02_A1_Colon_T03-2017_naive_170427_UKy_GCB_rep2-quench

02_A1_Colon_naive_0days_170427_UKy_GCH_rep2-polar-ICMS_A

03_A2_Colon_T03-2017_naive_170427_UKy_GCB_rep3-quench

03_A2_Colon_naive_0days_170427_UKy_GCH_rep3-polar-ICMS_A

This has been truncated, but you can see how it will overwrite the entity.id field for all records that match the “.value” column. Something like this may be necessary when there is a name mismatch between metadata and measurement data.

Changing IDs

#tags

#measurement.id.value

#measurement.id.regex

#unique=false

#comparison=regex

r’01_A0_Colon_T03-2017_naive_170427_UKy_GCB_rep1-quench’

r’01_A0_Colon_T03-2017_naive_170427_UKy_GCB_rep1-quench’,r’01_A0_Colon_naive_0days_170427_UKy_GCH_rep1-polar-ICMS_A’

r’02_A1_Colon_T03-2017_naive_170427_UKy_GCB_rep2-quench’

r’02_A1_Colon_T03-2017_naive_170427_UKy_GCB_rep2-quench’,r’02_A1_Colon_naive_0days_170427_UKy_GCH_rep2-polar-ICMS_A’

r’03_A2_Colon_T03-2017_naive_170427_UKy_GCB_rep3-quench’

r’03_A2_Colon_T03-2017_naive_170427_UKy_GCB_rep3-quench’,r’03_A2_Colon_naive_0days_170427_UKy_GCH_rep3-polar-ICMS_A’

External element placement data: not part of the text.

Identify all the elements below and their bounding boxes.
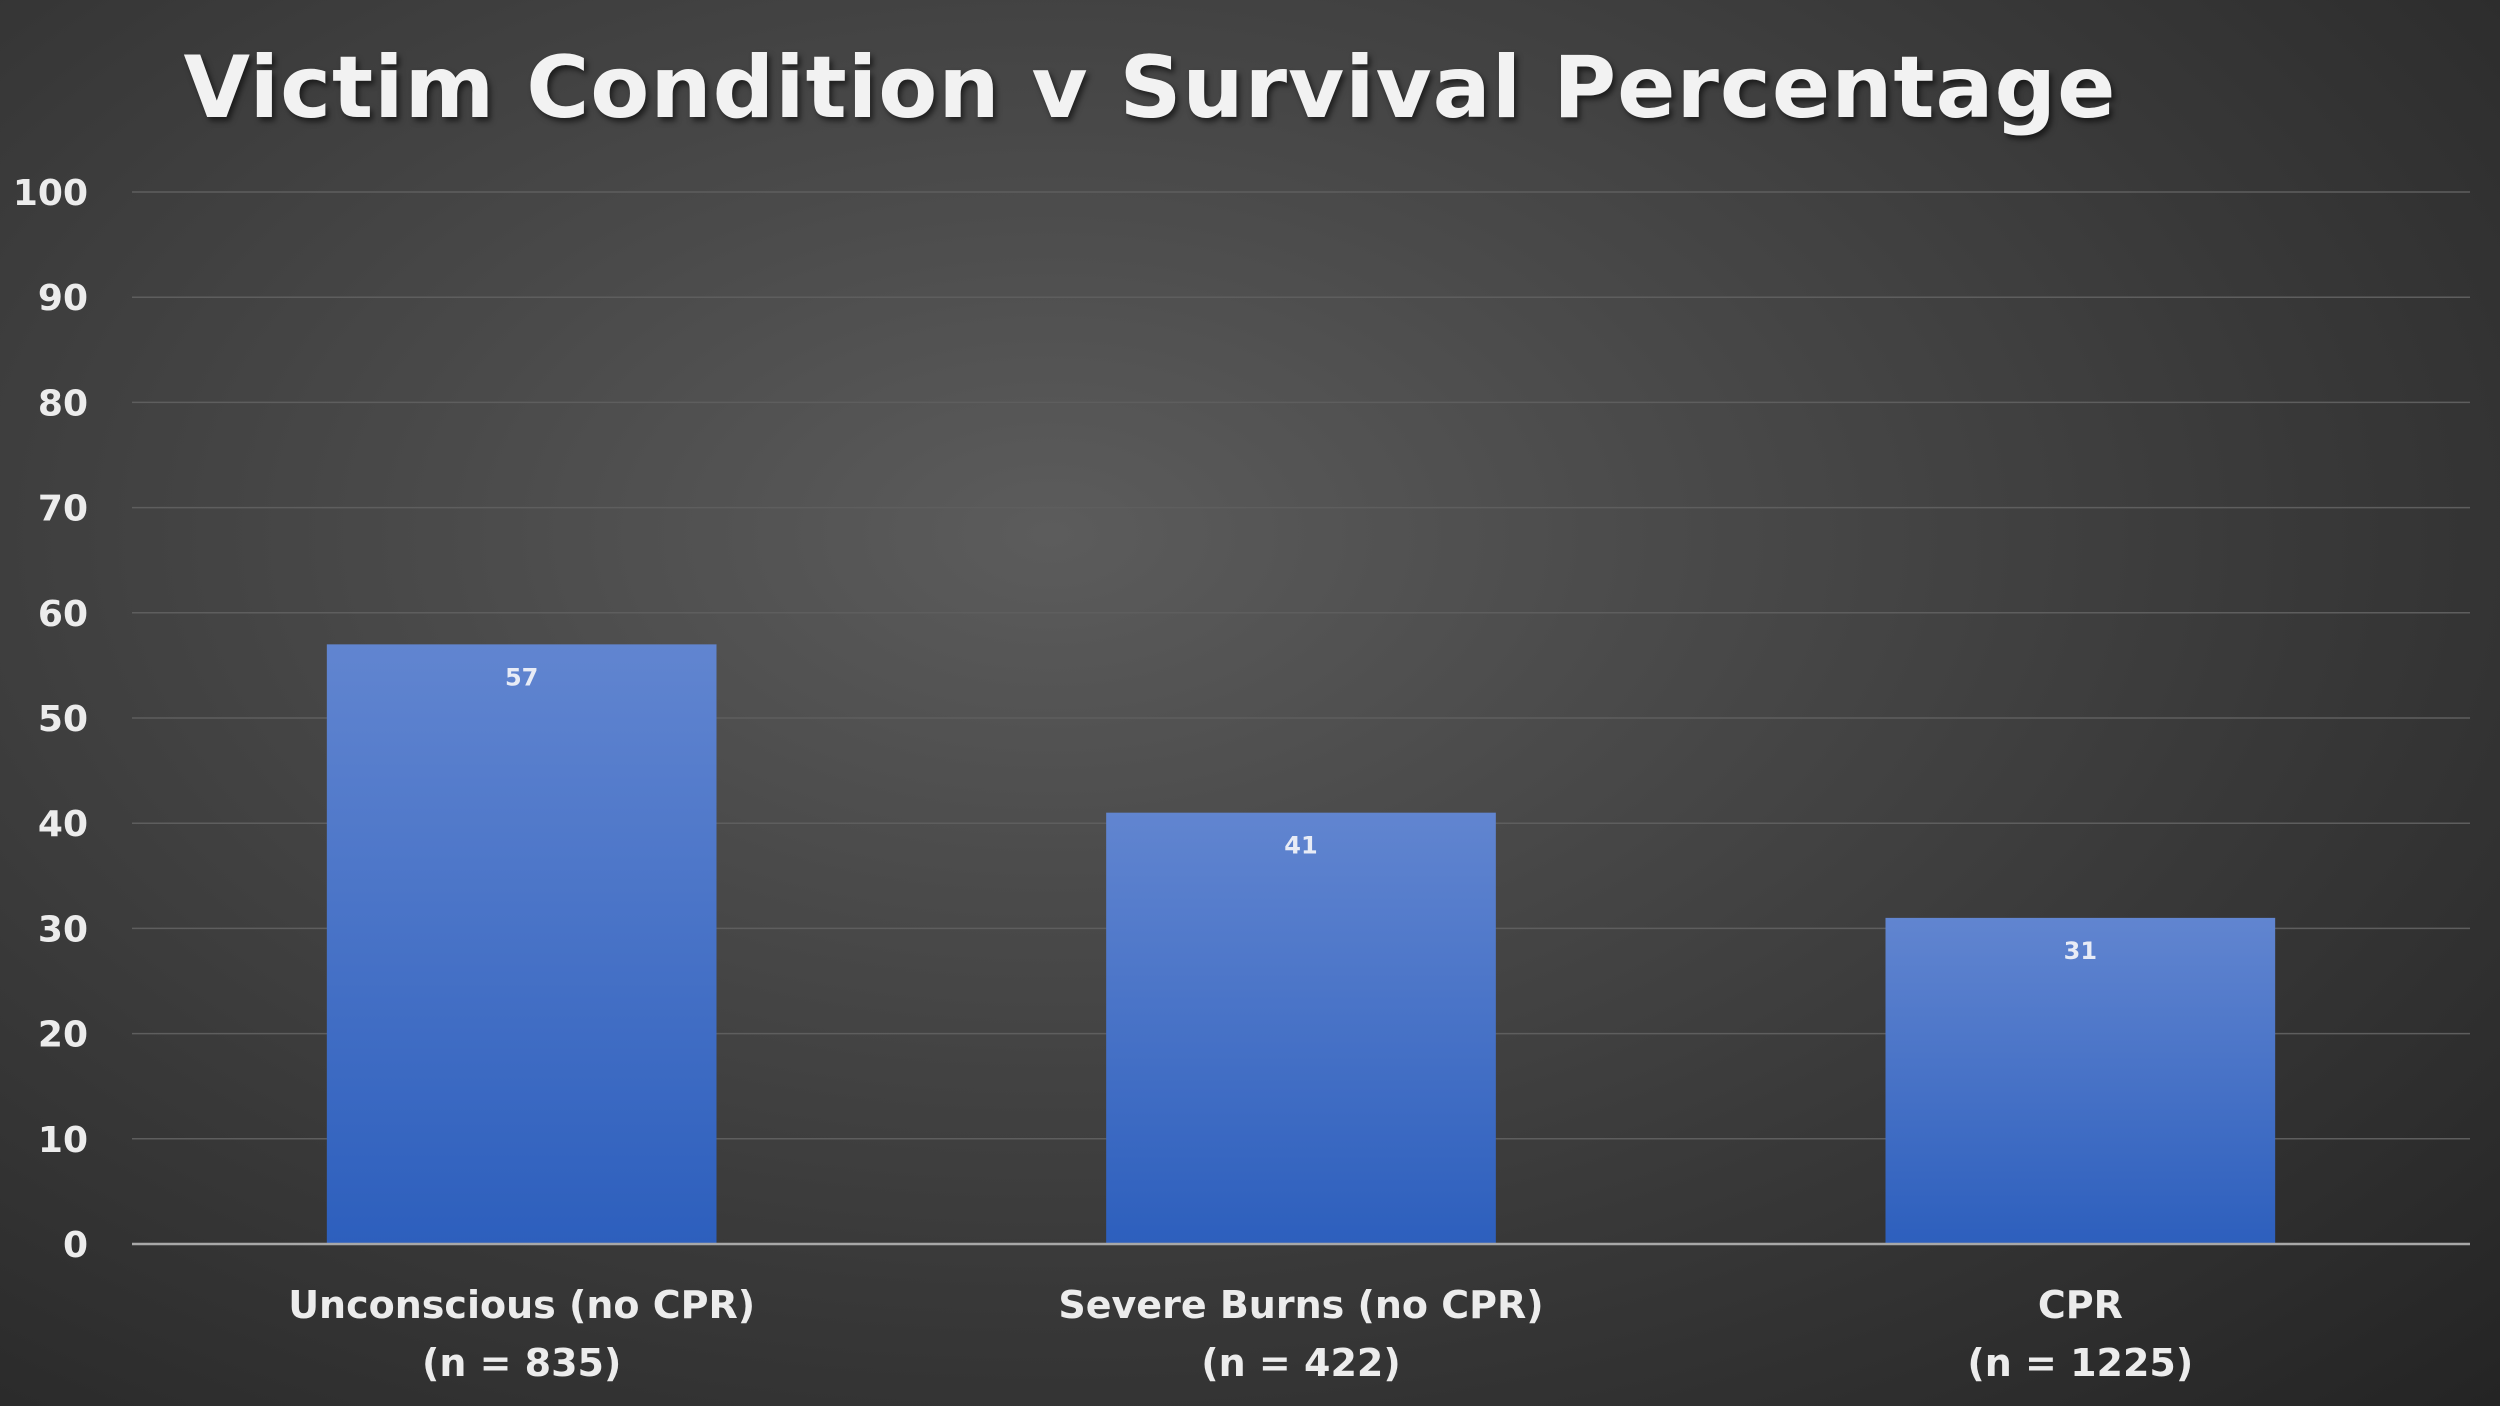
y-tick-label: 30 [38, 909, 88, 950]
x-category-label: CPR [2038, 1283, 2123, 1327]
x-category-label: Severe Burns (no CPR) [1058, 1283, 1543, 1327]
bar [326, 644, 717, 1244]
y-tick-label: 0 [63, 1225, 88, 1266]
data-labels: 57 41 31 [505, 663, 2097, 965]
y-tick-label: 20 [38, 1015, 88, 1056]
y-tick-label: 70 [38, 489, 88, 530]
x-category-label: Unconscious (no CPR) [288, 1283, 755, 1327]
bars [326, 644, 2276, 1244]
x-category-label: (n = 1225) [1967, 1341, 2193, 1385]
data-label: 31 [2064, 937, 2097, 965]
bar [1106, 812, 1496, 1244]
bar [1885, 917, 2276, 1244]
data-label: 41 [1284, 832, 1317, 860]
y-tick-label: 100 [13, 173, 88, 214]
x-axis-categories: Unconscious (no CPR) (n = 835) Severe Burn… [288, 1283, 2193, 1385]
x-category-label: (n = 422) [1201, 1341, 1400, 1385]
y-tick-label: 80 [38, 383, 88, 424]
x-category-label: (n = 835) [422, 1341, 621, 1385]
chart-title: Victim Condition v Survival Percentage [183, 38, 2117, 138]
y-tick-label: 10 [38, 1120, 88, 1161]
y-tick-label: 60 [38, 594, 88, 635]
y-tick-label: 40 [38, 804, 88, 845]
y-axis-ticks: 0 10 20 30 40 50 60 70 80 90 100 [13, 173, 88, 1266]
y-tick-label: 90 [38, 278, 88, 319]
data-label: 57 [505, 663, 538, 691]
y-tick-label: 50 [38, 699, 88, 740]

This is similar to and partly because of the previous example that changes the entity.id field. You can see in the Automating Tags example that the id field is created with a concatenation of the column that will become the entity.id field (SamplID). In order to make things match we need to make the same change in the id field, but we can’t simply use an assign, thus the use of regex.

Adding Additional Fields

#tags

#measurement.assignment.value

#measurement.assignment%method.assign

#unique=false

#match=all

(S)-2-Acetolactate Glutaric acid Methylsuccinic acid-13C0

database

(S)-2-Acetolactate Glutaric acid Methylsuccinic acid-13C1

database

(S)-2-Acetolactate Glutaric acid Methylsuccinic acid-13C2

database

(S)-2-Acetolactate Glutaric acid Methylsuccinic acid-13C3

database

(S)-2-Acetolactate Glutaric acid Methylsuccinic acid-13C4

database

(S)-2-Acetolactate Glutaric acid Methylsuccinic acid-13C5

database

13-BPG-13C0

direct_to_standard

13-BPG-13C1

indirect_to_standard

13-BPG-13C2

indirect_to_standard

13-BPG-13C3

indirect_to_standard

This will add an additional “assignment%method” field to the measurement records whose “assignment” field matches the “.value” column.